There will be cases where it is clear that the employer’s own designer has not properly applied his mind to the design and has left something out of the employer’s requirements. Equally, there will be other cases where the Employer’s team can fairly argue that the completion of the design was the contractor’s responsibility. He was given a partial design and the contract required him to complete it.
It is likely that the more complex and complicated the technical issues are surrounding what is omitted from the Employer’s Requirements, the greater the scope for argument over whether there is an inadequacy or not.

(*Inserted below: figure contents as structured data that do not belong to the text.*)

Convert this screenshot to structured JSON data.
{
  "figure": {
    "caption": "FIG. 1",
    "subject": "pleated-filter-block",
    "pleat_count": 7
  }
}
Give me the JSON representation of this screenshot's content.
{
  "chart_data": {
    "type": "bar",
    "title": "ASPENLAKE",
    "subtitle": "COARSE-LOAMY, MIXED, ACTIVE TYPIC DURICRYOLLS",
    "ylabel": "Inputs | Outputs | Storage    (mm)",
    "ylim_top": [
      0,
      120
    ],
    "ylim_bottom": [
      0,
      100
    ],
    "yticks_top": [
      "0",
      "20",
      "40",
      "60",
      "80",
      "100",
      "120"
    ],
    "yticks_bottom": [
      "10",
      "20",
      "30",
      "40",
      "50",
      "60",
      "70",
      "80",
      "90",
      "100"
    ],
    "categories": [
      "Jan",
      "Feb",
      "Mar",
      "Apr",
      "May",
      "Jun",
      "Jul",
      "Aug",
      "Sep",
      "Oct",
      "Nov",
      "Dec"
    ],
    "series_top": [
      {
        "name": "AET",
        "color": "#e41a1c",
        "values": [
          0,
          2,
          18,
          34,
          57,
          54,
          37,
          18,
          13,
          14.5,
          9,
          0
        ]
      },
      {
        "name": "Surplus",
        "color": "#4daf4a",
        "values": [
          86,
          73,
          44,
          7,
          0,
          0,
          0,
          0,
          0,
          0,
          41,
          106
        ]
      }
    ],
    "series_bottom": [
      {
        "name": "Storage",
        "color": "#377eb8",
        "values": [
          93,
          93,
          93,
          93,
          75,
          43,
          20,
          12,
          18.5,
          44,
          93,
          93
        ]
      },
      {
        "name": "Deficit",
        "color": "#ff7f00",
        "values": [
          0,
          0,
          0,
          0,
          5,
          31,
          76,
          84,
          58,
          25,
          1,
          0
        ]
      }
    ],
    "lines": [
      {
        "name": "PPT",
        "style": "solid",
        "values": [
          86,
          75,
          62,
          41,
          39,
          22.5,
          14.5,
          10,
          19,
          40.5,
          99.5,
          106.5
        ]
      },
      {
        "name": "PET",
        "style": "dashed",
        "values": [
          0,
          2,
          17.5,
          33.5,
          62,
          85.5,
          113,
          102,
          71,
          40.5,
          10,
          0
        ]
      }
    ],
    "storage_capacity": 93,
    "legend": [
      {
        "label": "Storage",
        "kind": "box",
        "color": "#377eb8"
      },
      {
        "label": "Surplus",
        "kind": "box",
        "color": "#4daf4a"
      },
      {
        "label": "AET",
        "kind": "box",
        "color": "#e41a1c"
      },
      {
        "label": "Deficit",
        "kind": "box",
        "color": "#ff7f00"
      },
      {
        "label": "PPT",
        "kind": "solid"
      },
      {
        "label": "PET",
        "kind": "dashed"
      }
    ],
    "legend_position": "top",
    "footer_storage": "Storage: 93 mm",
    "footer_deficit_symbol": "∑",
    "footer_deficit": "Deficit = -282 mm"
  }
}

There is of course a requirement upon the contractor under 2.13.3 to notify the architect/contract administrator of the errors, omissions or inconsistencies, including inconsistencies within the Employer’s requirements not dealt within the contractor’s proposals of which he is aware. That does not alter the position that the contractor is not responsible for inadequacies in the employer’s requirements of which he is not aware.
It can be said, superficially, that if the Works are properly scoped, specified, drawn and described in the employer’s requirements and the contractor’s proposals, problems over design responsibility should not occur. Yet they do occur – surprisingly often.
The temptation for the employer’s team is to keep the description of the works in the contractor’s designed portion simple, so as to pass the onus of design to the contractor. Faced with a simplistic description of the Contractor’s Designed Portion, the contractor will narrowly interpret what he is required to design and argue that everything else, including the interface between what he has to design and the rest of the works, is for the architect or the employer’s team.
So, determining precisely what design the contractor has to complete under 2.1.1 and where responsibility lies for inadequacies, can be far from easy.